Grogu leva son autre main.

_ Otes-moi de mon passage, enfant, dit Paz

_ Grogu, baisse tes mains, dit Din.

_ Non.

_ Si je dois te blesser pour t'apprendre à respecter tes aînés, je le ferai, menaça Paz.

_ Tu n'en feras rien, dit alors l'Armurière.

Elle posa ses outils et se plaça entre Paz et Grogu.

_ Cet enfant est Mandalorien, dit-elle.

_ Din est…

_ Comme tout enfant Mandalorien, il est prêt à donner sa vie pour son père, et réciproquement. Je ne tolèrerais pas que ce lieu soit souillé par le sang d'un Mandalorien. Assis ! ordonna-t-elle. Tous les trois.

Paz hésita quelques secondes, mais rengaina son arme et alla s'asseoir. Grogu baissa les mains, redressa le tabouret de son père et s'assit à côté, par terre, prêt à faire barrage de son petit corps contre Paz.

_ Merci, dit Din à l'Armurière.

_ Ne me remercie pas, répondit-elle froidement. J'ai dit vouloir entendre tes mots. Je dis ce que je fais et je fais ce que je dis. Continue de parler, ordonna-t-elle.

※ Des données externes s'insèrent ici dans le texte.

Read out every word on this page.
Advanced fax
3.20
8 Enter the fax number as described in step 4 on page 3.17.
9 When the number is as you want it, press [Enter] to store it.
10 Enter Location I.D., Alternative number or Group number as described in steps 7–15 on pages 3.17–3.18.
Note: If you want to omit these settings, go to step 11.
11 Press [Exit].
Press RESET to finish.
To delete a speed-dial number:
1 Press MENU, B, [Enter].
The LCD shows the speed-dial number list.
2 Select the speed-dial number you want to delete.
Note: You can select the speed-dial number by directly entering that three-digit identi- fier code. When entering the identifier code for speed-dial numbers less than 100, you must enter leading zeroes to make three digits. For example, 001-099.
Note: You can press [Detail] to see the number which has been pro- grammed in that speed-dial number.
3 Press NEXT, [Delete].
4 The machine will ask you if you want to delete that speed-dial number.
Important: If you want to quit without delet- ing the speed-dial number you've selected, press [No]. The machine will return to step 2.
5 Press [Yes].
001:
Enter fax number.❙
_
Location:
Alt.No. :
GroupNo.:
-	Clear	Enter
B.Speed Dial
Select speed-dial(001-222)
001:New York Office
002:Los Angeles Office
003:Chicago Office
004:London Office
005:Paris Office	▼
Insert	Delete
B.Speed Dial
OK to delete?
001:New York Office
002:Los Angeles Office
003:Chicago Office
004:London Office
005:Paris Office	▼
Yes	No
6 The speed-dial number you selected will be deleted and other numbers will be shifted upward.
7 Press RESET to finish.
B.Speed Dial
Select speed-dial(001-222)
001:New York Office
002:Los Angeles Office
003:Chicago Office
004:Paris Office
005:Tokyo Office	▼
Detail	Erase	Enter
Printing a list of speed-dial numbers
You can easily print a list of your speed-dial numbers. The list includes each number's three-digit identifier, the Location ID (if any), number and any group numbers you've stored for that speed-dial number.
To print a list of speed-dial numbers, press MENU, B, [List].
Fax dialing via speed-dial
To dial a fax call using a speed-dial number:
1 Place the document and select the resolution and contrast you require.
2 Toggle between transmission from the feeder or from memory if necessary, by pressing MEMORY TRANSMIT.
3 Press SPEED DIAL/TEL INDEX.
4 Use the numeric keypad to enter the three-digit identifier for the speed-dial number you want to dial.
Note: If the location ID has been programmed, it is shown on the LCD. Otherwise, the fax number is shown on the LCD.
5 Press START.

_ Après Nevarro, j'ai voulu me cacher avec l'enfant. J'ai cherché un lieu isolé, dépourvu de civilisation urbaine et de technologie. J'ai trouvé la planète Sorgan, une planète agricole. Si petite et si insignifiante qu'il n'y avait pas de spatioport. La production ne nécessitait même pas la présence régulière d'une autorité locale. La planète a traversé le règne de l'Empire et de la Nouvelle République sans que personne ne s'y intéresse. Même la pègre n'y a pas cours. En revanche, quelques pillards sévissaient çà-et-là. Des fermiers avaient entendu des histoires à la taverne locale et m'ont offert toutes leurs économies pour m'engager pour que je les protège des pillards. C'était au milieu de nulle part et à une nuit de bateau de là. C'était parfait pour Grogu et moi. Ces gens ont une vie simple. Ils savent travailler la terre, cultiver et élever. Ils bâtissent leurs propres maisons et font eux-mêmes leurs habits à partir du bois et des végétaux. Ils connaissaient les histoires sur les Mandaloriens et le fait de ne pas montrer notre visage. Ils ont eu le plus grand respect pour moi et ont été d'une générosité sans nom : ils nous ont installés dans un de leurs réserve pour que je puisse avoir mon intimité, ont mis à ma disposition des affaires d'enfant pour Grogu… Ils respecteront notre culture. Je m'en porte garant. Ils travailleront en toute indépendance et cela nous sera bénéfique à tous.

_ Comment se fait-il qu'ils aient quittés leur monde ?

_ Des esclavagistes Zygerriens sévissent actuellement dans toute la Bordure Extérieure. Ils détruisent et saccagent les lieux pour forcer les peuples à l'exode et les « récolter ». Ces fermiers sont apatrides à présent. Leur vie est sous ma responsabilité. Ici, ils seront à l'abri et ils prépareront le futur de Mandalore.

_ Tu as oublié que la nature de Mandalore était hostile ? demanda Paz.

_ Non. Ils sont accompagnés de deux amis de confiance qui veilleront sur eux.

_ D'autres étrangers ?

_ Ils resteront avec les villageois. Ce sont des personnes qui veulent se retirer du monde et j'ai totalement confiance en eux.

« Enfin, c'est presque ça » ajouta-t-il en pensée.

_ Tu as pris des décisions qui ne te revenaient pas, dit l'Armurière de façon austère. Je jugerai moi-même de ce qu'il conviendra de faire avec ses étrangers.